Opium: Diary of a Cure
- 1957 edition
- Author: Jean Cocteau
- Genre: Memoir
- Publication date: 1930

= Opium: Diary of a Cure =

1930 journal by Jean Cocteau

Opium: Diary of a Cure (Opium: Journal d'une désintoxication) is a 1930 journal by the French artist and writer Jean Cocteau, illustrated by the author. The book describes Cocteau's recovery from addiction to opium.

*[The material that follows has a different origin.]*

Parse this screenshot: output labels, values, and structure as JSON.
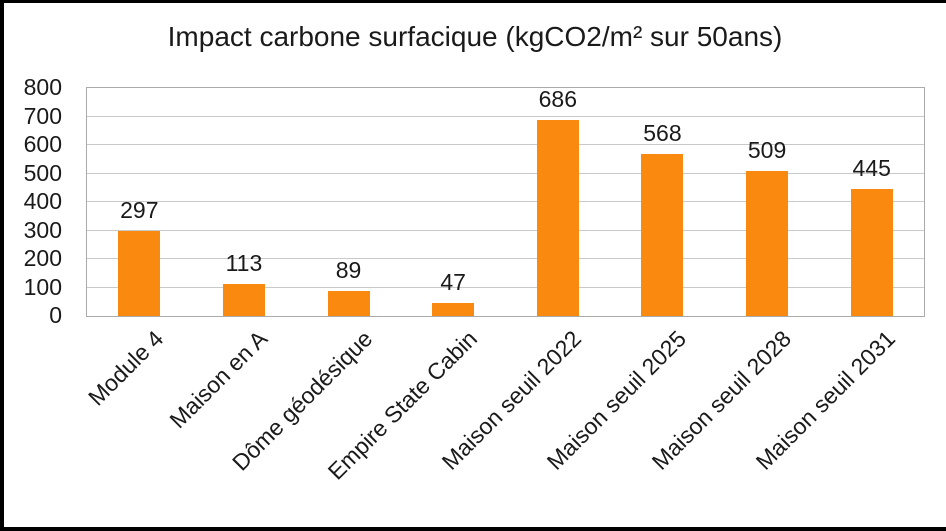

At the end of 1928, Jean Cocteau returned to the clinic in Saint-Cloud to undergo detoxification treatment. He also kept a journal there in which he wrote and drew, and he recounts the experience of his recovery from opium addiction. His account, which includes vivid pen-and-ink illustrations, alternates between his moment-to-moment experiences of drug withdrawal and his current thoughts about people and events in his world. This journal was published in 1930 as Opium: Journal d'une désintoxication. Cocteau's major work, his novel Les Enfants terribles, emerged from these years in treatment.

It was by reading Opium in 1937 that Cocteau's lover, the actor Jean Marais, better understood Cocteau's addiction and vowed to help him overcome it.

Opium contains the first occurrence in French literature of an allusion to the sculptor Alberto Giacometti.